What happens if states pollute their neighbors’ air? Supreme Court will soon decide

An Environmental Protection Agency regulation intended to protect millions of Americans from hazardous ozone pollution now faces legal jeopardy before the Supreme Court.

During oral arguments on Feb. 21, attorneys representing Ohio, West Virginia and Indiana asked the justices to postpone part of the Clean Air Act known as the “Good Neighbor” provision.

The provision prohibits 23 states from producing emissions that “significantly” affect other states’ abilities to maintain federal air quality standards.

Among the states that fall under the provision are Texas, Oklahoma, Illinois, Pennsylvania and New York.

It was designed to safeguard public health in downwind states given that air pollutants can migrate great distances — including across state lines.

During its first year of enactment, the provision helped cut smog emissions of nitrogen oxides by 18%, marking an “an important step toward the overall goals of the program,” the EPA said in November.

Arguments from the states and EPA

The three states are asking the high court to enact an emergency pause of the regulation while the U.S. Circuit Court of Appeals reviews a legal challenge to the provision.

Their argument centers on the fact that lower courts have already frozen the provision in a dozen of the 23 states.

The provision’s “failure has become consequential,” an attorney for the plaintiffs told the court.

“The plan now regulates under half of the states and a quarter of the emissions that the EPA originally set out to regulate,” the attorney said. “Under this fractured plan and without a stay, the remaining states and their industries face serious harm.”

To comply with the provision, the remaining 11 states and industries within them have spent large sums of money and now face potential power shortages, the attorney argued.

In response, an attorney for the EPA contended that the provision should still hold even if some of the original 23 states no longer have to comply.

The “EPA anticipated from the outset that the plan was one whose geographic proposition could change,” the agency’s attorney told the court.

The agency “devised the requirements for each state in order that they would be workable if a smaller or larger set of states were ultimately covered,” the attorney added.

What could happen

If the court sides with the plaintiffs, there likely would not be an immediate impact on current air pollution levels, legal experts told McClatchy News.

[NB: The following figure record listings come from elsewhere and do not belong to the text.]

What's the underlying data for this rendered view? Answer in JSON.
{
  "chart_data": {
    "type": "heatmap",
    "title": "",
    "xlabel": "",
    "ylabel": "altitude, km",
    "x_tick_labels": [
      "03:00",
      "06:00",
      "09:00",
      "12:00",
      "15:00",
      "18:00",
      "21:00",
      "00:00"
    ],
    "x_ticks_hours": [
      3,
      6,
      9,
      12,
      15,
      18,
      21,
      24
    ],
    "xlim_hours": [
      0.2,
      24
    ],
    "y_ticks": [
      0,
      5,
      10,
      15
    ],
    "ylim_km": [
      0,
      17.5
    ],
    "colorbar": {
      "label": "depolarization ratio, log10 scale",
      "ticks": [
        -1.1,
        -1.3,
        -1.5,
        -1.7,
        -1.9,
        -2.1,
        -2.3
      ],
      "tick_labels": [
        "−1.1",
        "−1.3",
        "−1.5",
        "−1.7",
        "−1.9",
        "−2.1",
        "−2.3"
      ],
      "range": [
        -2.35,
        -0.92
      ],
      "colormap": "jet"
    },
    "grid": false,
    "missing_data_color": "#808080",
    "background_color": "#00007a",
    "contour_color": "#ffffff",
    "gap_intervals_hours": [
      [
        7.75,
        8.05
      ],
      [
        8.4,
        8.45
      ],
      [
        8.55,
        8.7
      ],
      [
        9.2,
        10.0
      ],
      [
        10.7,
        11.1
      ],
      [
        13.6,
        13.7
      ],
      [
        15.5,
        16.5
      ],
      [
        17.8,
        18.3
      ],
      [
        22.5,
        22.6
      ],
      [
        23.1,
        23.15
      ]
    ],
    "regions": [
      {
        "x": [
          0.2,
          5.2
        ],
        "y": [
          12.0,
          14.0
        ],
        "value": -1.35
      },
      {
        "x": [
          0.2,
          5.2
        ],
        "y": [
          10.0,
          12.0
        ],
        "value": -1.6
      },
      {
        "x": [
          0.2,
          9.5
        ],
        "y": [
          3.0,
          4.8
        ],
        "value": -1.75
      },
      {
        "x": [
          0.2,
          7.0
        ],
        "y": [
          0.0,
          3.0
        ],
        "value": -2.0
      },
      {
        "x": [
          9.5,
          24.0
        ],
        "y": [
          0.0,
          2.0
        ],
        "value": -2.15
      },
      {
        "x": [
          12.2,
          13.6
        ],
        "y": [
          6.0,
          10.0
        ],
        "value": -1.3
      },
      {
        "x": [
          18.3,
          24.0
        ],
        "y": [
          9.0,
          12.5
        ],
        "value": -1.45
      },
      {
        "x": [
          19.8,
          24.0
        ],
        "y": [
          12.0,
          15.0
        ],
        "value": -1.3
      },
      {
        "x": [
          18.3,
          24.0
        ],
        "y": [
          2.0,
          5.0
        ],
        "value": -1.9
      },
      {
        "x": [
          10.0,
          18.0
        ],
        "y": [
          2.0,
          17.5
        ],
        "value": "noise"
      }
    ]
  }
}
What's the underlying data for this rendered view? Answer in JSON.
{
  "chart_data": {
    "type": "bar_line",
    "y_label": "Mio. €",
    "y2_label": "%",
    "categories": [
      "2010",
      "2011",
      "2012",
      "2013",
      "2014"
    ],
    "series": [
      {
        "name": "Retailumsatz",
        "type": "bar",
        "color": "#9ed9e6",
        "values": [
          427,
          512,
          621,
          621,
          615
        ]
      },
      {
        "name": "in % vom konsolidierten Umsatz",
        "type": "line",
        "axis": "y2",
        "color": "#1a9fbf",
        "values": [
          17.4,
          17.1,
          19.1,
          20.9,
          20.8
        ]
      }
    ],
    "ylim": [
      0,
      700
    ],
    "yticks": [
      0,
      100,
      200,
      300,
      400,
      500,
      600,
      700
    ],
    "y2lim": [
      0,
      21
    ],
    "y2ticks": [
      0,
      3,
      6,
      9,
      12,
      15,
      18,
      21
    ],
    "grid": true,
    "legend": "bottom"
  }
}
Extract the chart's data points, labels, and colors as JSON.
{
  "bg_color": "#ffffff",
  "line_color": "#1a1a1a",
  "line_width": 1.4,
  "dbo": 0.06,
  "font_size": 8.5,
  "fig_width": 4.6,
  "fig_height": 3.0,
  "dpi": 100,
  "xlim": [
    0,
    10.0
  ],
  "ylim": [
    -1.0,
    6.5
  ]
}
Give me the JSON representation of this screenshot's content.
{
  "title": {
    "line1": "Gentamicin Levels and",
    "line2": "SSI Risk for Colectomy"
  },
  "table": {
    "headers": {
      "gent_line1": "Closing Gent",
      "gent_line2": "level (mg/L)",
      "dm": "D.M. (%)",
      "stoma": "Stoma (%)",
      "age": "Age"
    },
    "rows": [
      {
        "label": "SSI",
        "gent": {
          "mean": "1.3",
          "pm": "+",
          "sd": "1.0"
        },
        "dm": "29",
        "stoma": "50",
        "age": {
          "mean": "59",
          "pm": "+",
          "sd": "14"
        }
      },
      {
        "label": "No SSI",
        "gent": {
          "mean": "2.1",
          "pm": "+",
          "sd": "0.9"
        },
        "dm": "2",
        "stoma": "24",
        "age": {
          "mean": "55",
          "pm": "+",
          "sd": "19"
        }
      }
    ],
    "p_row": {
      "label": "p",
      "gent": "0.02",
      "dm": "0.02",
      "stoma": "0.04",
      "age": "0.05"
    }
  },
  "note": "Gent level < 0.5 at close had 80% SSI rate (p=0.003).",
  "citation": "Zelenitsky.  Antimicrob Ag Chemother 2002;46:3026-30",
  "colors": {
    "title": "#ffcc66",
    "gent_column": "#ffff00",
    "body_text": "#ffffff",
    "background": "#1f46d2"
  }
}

“The impact of staying the rule would not be an increase in air pollution, but a delay in decreasing current levels of air pollution,” Michael Gerrard, an environmental law professor at Columbia University Law School, told McClatchy News in an email.

The bulk of the provision was not scheduled to take effect until 2026 anyway to provide industries time to make changes, David Hunter, an environmental law professor at American University Washington College of Law, told McClatchy News in an email.

However, an emergency stay of this kind is seldom enacted by the high court, Hunter said.

Typically, the court will only rule on a case before a lower court if the plaintiff demonstrates irreparable damage and a high likelihood of winning their case before the lower court, he said.

During the oral arguments, several justices appeared to express skepticism about issuing a stay.

“I’m trying to understand what the emergency is that warrants Supreme Court intervention at this point,” Justice Ketanji Brown Jackson said to the plaintiffs’ attorney.

However, some recent high court rulings indicate that a favorable ruling for the plaintiffs is not out of the realm of possibility, Hunter said.

“This Court is obviously more activist than in the past and clearly interested in curtailing federal government regulatory authority,” Hunter said.